Trotz der neuen Erkenntnisse betonen Bochow und Co ausdrücklich, die langsame Reaktion des Grönland-Eisschildes dürfe nicht so interpretiert werden, dass der Kampf gegen den Klimawandel nicht mehr so dringlich sei. Eine echte "Entwarnung" sähe anders aus.

In den Simulationen zeigte sich nämlich, dass auch eine nur vorübergehende Überschreitung der 1,7- bis 2,3 Grad-Schwelle immer noch zu einem Meeresspiegelanstieg von über einem Meter führen kann. Das würde bereits viele Siedlungsgebiete gefährden.

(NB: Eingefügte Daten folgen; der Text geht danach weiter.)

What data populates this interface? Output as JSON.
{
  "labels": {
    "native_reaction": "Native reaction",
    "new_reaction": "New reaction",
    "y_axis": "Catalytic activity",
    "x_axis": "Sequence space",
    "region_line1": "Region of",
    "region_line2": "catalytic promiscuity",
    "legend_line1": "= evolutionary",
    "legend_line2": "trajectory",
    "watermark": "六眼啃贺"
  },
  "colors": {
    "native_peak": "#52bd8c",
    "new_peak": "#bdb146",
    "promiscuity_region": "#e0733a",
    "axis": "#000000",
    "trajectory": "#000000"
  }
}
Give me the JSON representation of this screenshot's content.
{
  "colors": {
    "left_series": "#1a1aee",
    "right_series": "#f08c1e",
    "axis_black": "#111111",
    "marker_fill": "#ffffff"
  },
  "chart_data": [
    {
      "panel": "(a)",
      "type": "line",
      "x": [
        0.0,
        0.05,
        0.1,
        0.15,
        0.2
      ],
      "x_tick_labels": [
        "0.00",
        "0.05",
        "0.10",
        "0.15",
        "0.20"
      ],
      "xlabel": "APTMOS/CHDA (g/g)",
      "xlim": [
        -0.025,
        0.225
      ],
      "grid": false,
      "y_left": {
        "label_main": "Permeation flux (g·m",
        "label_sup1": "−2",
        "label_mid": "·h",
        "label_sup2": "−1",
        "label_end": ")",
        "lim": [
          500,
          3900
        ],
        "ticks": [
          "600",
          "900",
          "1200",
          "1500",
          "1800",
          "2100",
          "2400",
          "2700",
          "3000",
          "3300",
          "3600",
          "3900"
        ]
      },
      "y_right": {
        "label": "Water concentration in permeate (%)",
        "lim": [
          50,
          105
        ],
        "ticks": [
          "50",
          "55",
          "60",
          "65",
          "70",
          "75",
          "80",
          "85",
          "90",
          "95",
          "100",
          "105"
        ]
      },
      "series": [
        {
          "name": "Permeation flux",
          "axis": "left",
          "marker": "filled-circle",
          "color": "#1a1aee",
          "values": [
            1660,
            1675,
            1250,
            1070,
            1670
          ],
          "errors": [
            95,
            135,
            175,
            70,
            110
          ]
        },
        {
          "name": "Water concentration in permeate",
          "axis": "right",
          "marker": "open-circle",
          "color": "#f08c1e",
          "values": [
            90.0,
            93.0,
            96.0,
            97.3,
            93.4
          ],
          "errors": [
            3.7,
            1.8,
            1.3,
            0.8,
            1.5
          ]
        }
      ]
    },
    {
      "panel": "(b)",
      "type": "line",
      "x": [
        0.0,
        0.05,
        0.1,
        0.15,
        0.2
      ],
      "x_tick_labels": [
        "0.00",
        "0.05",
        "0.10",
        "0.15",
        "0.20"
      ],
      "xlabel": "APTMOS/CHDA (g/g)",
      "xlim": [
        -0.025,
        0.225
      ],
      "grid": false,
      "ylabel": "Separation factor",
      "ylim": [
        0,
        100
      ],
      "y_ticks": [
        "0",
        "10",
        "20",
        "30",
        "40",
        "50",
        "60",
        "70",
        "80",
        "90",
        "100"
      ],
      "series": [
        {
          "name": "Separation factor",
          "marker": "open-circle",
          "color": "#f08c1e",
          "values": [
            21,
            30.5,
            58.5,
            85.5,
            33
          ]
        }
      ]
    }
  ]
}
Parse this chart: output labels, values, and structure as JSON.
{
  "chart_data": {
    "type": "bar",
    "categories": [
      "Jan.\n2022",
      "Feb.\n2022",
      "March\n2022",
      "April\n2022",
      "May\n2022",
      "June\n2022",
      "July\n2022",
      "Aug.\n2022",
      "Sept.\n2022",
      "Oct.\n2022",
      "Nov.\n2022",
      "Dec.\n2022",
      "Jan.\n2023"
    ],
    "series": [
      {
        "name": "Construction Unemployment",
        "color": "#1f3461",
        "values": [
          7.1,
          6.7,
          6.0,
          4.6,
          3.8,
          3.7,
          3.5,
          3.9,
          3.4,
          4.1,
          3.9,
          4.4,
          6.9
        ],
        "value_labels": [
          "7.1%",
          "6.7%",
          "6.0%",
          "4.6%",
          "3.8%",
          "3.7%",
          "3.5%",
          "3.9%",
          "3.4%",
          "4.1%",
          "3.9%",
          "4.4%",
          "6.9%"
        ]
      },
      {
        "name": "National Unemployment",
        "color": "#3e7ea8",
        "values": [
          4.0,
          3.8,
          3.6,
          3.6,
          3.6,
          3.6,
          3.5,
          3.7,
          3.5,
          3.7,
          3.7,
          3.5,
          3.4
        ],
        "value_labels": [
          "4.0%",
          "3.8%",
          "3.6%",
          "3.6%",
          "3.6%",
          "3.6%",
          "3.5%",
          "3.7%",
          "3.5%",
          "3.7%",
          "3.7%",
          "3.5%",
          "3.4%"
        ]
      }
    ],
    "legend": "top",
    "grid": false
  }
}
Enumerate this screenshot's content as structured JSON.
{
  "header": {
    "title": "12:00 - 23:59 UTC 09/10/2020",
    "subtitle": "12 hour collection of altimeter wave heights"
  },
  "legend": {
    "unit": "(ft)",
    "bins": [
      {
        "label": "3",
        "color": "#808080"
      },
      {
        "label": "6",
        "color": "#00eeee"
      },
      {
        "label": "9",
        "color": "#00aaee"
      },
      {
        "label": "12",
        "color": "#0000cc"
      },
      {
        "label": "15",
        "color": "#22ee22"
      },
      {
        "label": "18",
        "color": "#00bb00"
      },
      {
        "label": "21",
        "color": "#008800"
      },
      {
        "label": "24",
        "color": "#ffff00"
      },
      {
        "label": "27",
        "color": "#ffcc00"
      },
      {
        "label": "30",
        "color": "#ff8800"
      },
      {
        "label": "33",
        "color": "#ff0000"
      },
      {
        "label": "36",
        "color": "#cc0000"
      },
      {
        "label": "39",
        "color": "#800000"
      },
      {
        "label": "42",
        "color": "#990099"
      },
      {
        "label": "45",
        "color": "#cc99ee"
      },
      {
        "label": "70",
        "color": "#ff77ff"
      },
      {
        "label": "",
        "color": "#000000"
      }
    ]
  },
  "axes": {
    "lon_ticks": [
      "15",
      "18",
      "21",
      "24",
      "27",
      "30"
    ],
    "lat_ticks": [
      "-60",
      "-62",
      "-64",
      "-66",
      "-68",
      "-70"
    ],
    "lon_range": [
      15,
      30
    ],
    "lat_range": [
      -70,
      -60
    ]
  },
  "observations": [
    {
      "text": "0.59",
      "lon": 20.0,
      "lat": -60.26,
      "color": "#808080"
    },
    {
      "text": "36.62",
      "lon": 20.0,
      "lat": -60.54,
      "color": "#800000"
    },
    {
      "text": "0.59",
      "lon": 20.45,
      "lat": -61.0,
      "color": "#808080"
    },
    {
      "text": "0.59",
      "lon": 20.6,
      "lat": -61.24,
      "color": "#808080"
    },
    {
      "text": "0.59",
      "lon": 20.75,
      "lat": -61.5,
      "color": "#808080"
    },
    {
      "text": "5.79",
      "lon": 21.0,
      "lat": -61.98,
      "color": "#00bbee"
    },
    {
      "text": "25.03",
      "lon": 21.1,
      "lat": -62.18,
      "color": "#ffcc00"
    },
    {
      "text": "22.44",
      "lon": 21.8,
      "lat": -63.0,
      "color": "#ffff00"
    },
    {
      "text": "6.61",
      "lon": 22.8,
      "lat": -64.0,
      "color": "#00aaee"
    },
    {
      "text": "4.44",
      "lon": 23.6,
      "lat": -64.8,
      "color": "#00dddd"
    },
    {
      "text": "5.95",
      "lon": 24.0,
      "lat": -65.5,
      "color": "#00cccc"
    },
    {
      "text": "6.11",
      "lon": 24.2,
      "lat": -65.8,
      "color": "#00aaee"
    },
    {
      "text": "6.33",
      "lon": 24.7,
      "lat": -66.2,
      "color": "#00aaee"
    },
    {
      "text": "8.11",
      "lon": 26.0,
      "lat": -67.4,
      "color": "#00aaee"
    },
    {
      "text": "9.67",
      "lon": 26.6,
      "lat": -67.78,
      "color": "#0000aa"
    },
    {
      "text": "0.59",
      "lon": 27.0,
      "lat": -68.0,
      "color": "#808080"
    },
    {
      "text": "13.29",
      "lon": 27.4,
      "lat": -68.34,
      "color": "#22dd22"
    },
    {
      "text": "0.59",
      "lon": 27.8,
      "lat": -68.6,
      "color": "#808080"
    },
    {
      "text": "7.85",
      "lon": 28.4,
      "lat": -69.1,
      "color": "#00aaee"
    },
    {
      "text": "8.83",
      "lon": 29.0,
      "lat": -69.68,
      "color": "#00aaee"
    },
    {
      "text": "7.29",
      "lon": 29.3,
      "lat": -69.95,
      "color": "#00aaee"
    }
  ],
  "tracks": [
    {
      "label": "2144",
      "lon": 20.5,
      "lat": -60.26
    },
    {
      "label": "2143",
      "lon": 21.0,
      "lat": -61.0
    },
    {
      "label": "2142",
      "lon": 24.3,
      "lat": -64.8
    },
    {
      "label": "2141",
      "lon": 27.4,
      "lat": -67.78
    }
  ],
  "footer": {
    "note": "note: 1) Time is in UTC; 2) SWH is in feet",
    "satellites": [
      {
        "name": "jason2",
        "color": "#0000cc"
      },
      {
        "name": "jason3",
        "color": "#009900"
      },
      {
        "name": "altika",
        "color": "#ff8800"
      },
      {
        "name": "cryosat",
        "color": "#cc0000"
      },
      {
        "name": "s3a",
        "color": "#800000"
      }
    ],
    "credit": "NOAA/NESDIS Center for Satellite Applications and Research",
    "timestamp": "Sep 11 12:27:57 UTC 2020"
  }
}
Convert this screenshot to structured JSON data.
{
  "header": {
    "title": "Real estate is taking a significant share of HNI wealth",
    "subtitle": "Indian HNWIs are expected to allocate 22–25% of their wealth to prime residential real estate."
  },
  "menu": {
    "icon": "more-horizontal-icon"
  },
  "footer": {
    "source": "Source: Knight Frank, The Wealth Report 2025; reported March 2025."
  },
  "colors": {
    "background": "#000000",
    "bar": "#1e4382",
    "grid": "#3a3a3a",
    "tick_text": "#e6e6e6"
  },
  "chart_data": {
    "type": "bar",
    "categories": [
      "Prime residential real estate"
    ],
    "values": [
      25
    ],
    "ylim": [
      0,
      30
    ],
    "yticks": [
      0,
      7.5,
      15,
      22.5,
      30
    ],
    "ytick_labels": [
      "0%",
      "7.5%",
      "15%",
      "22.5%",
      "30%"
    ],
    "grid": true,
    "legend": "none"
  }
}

Mitautor Niklas Boers von der TU München mahnte zudem: "Der Grönländische Eisschild ist nur ein kleiner Teil des Bildes. Es gibt noch viele andere negative Folgen des vom Menschen verursachten Klimawandels, die auf uns zukommen könnten, wenn wir nicht rechtzeitig handeln."

Tatsächlich gibt es über ein Dutzend Kippelemente, die sich binnen viel kürzerer Fristen verändern können oder sogar zu abrupten, nicht wieder einholbaren Veränderungen neigen – zum Beispiel Regenwälder, Wind- und Niederschlagsmuster oder Meeresströmungssysteme.